埃尔德隆的手无声地搭上了腰间细剑的剑柄,但他苍白的脸色和微微急促的呼吸暴露了他的状态不佳。魔力反噬和重伤初愈,他能发挥的战力有限。
羿柒的心脏猛地一跳。不是因为恐惧,而是因为饥饿。这四个男人散发着浓烈、粗糙、带着汗臭和欲望的雄性气息,像一块块移动的、充满诱惑力的面包,对他体内咆哮的饥渴而言。那个低沉的声音又在脑海响起,指引着本能。
独眼似乎是头领,已经迫不及待地伸手抓向羿柒,想把他拽过来。“先尝尝这雏儿……”
他的手停在了半空。
“羿柒”的动作快得不像人类。他非但没有后退,反而迎着那只手踏前半步,右手以诡异的角度探出,五指不知何时覆上了一层极淡的黑金色,指甲尖锐。他轻易地扣住了独眼的手腕。

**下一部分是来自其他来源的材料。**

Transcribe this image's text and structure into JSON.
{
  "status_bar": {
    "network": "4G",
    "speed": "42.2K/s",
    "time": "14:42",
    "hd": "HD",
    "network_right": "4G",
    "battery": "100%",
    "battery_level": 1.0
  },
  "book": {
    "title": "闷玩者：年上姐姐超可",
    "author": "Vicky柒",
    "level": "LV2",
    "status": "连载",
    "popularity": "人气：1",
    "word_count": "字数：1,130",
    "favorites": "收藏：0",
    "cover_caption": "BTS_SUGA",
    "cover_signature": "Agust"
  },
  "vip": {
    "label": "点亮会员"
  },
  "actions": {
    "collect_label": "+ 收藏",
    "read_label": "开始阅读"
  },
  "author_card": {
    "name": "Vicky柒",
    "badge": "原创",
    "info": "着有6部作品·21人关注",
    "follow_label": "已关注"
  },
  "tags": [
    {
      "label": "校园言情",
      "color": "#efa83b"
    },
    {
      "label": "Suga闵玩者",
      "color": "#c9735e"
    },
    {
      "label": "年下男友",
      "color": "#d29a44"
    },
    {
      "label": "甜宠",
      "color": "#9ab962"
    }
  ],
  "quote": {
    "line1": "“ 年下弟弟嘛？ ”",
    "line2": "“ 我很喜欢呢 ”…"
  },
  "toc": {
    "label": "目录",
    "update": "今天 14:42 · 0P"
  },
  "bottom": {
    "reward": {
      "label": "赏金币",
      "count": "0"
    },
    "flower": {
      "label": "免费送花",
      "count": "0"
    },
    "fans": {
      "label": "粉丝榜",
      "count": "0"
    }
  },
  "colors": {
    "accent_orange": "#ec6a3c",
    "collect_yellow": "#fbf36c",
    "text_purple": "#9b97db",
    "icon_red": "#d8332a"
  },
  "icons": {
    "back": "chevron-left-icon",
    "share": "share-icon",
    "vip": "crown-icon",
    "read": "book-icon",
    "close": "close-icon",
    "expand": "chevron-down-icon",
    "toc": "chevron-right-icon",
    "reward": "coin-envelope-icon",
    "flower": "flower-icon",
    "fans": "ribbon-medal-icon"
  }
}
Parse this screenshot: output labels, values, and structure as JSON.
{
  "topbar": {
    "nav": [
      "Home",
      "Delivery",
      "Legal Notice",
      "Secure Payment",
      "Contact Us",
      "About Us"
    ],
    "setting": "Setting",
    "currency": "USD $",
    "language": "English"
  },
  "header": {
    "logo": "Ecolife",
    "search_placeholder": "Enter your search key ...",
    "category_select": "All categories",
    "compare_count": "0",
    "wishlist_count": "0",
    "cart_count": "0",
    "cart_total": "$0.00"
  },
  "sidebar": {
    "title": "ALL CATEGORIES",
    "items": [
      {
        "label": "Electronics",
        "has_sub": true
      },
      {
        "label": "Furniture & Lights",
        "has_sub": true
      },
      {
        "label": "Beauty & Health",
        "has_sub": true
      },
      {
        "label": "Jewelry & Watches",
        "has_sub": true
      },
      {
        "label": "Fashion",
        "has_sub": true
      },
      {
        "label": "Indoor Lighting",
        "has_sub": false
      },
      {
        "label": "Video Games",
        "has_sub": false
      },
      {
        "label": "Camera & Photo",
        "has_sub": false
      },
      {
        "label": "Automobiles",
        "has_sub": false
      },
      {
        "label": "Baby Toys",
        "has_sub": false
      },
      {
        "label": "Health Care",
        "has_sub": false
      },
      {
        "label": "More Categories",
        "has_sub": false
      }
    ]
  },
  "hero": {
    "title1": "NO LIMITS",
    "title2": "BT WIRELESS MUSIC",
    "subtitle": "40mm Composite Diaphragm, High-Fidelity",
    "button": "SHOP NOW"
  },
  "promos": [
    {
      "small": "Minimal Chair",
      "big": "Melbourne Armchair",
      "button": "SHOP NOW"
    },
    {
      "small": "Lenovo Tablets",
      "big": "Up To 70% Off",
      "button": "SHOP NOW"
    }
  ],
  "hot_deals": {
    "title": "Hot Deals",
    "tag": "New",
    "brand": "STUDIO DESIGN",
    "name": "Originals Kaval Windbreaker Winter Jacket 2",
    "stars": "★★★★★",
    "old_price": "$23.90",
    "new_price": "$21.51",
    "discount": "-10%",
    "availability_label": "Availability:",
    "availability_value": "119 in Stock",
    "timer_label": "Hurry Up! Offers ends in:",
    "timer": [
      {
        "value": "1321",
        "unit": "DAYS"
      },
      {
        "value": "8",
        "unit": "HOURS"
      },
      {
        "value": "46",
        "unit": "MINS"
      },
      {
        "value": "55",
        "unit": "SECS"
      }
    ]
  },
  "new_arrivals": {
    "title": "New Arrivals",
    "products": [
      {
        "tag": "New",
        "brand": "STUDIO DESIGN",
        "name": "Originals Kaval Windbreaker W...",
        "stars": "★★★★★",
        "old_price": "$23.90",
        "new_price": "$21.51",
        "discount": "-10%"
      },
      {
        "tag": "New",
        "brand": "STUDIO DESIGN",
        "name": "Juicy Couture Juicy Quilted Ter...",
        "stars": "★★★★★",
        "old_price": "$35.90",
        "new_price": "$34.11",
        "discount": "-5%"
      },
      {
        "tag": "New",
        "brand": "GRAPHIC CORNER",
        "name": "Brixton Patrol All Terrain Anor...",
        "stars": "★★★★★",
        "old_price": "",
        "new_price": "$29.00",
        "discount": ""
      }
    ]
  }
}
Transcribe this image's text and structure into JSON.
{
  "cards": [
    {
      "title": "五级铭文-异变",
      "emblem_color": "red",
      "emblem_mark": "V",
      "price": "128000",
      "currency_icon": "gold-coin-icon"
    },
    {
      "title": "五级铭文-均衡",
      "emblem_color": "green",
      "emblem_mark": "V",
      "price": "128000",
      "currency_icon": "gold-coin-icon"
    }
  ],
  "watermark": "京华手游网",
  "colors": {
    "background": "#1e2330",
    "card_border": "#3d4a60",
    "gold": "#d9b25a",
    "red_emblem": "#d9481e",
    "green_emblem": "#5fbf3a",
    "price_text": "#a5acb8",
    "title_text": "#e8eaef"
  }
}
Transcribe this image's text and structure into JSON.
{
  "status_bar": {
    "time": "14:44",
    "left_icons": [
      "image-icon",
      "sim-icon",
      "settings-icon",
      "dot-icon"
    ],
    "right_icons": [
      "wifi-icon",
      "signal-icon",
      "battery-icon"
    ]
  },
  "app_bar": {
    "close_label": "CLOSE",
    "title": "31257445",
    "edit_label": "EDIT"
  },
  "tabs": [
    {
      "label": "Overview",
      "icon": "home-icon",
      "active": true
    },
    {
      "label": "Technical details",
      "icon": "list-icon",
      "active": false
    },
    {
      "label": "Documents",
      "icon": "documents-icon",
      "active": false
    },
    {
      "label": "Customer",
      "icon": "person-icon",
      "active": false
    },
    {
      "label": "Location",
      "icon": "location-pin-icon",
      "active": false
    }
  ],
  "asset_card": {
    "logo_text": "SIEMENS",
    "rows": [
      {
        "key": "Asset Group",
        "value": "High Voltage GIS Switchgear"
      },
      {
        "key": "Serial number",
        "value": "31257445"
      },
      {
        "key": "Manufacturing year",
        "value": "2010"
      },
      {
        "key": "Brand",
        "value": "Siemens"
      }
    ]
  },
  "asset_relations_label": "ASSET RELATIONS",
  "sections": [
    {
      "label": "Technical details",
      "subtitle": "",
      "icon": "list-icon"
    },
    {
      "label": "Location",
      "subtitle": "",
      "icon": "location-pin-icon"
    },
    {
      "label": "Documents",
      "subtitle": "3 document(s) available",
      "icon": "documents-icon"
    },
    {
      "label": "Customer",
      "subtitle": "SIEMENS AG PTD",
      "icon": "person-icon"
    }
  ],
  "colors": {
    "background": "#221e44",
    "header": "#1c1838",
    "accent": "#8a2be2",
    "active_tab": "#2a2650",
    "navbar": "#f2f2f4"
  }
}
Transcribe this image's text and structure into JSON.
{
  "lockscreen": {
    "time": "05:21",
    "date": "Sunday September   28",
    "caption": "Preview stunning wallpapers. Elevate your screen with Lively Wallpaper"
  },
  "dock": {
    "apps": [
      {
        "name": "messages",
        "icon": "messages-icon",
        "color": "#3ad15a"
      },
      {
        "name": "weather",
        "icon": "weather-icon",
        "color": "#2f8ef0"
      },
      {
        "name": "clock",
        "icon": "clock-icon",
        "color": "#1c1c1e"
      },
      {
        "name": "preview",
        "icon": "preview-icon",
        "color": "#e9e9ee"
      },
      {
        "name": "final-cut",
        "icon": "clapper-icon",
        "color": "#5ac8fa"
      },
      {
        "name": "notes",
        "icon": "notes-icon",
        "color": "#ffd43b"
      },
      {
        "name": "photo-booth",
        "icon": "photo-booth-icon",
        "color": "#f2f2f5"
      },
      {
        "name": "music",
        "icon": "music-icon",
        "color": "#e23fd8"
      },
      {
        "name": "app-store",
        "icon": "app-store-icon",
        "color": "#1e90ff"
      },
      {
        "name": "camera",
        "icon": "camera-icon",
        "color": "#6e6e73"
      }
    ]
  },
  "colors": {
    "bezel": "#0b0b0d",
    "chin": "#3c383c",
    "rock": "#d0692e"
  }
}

“咔”一声轻响,是骨头承受压力的声音。独眼惨叫起来。
“羿柒”凑近他,竖瞳他自己并未察觉眼睛的变化冰冷地打量着这张因痛苦和恐惧而扭曲的脸,鼻翼微动,嗅了嗅。“……浑浊。”他低声说,带着一丝嫌弃。
下一刻,在埃尔德隆惊疑的目光和其他强盗愣神的瞬间,“羿柒”对着近在咫尺的独眼,将手伸进了他的胸膛,随后掏出了他仍在跳动的心脏。
独眼的惨叫戛然而止,而“羿柒”舔了舔有些干燥的嘴唇。一股微弱但确实存在的暖流,从倒下的男人身上通过某种无形的渠道反馈回来,缓解了一丝那磨人的饥饿,让他苍白的脸颊泛起些许血色。眼中的暗金色光芒流转。
他松开手,转向剩下三个吓傻了的强盗,歪了歪头,露出一个介于少年纯真与捕食者残酷之间的笑容。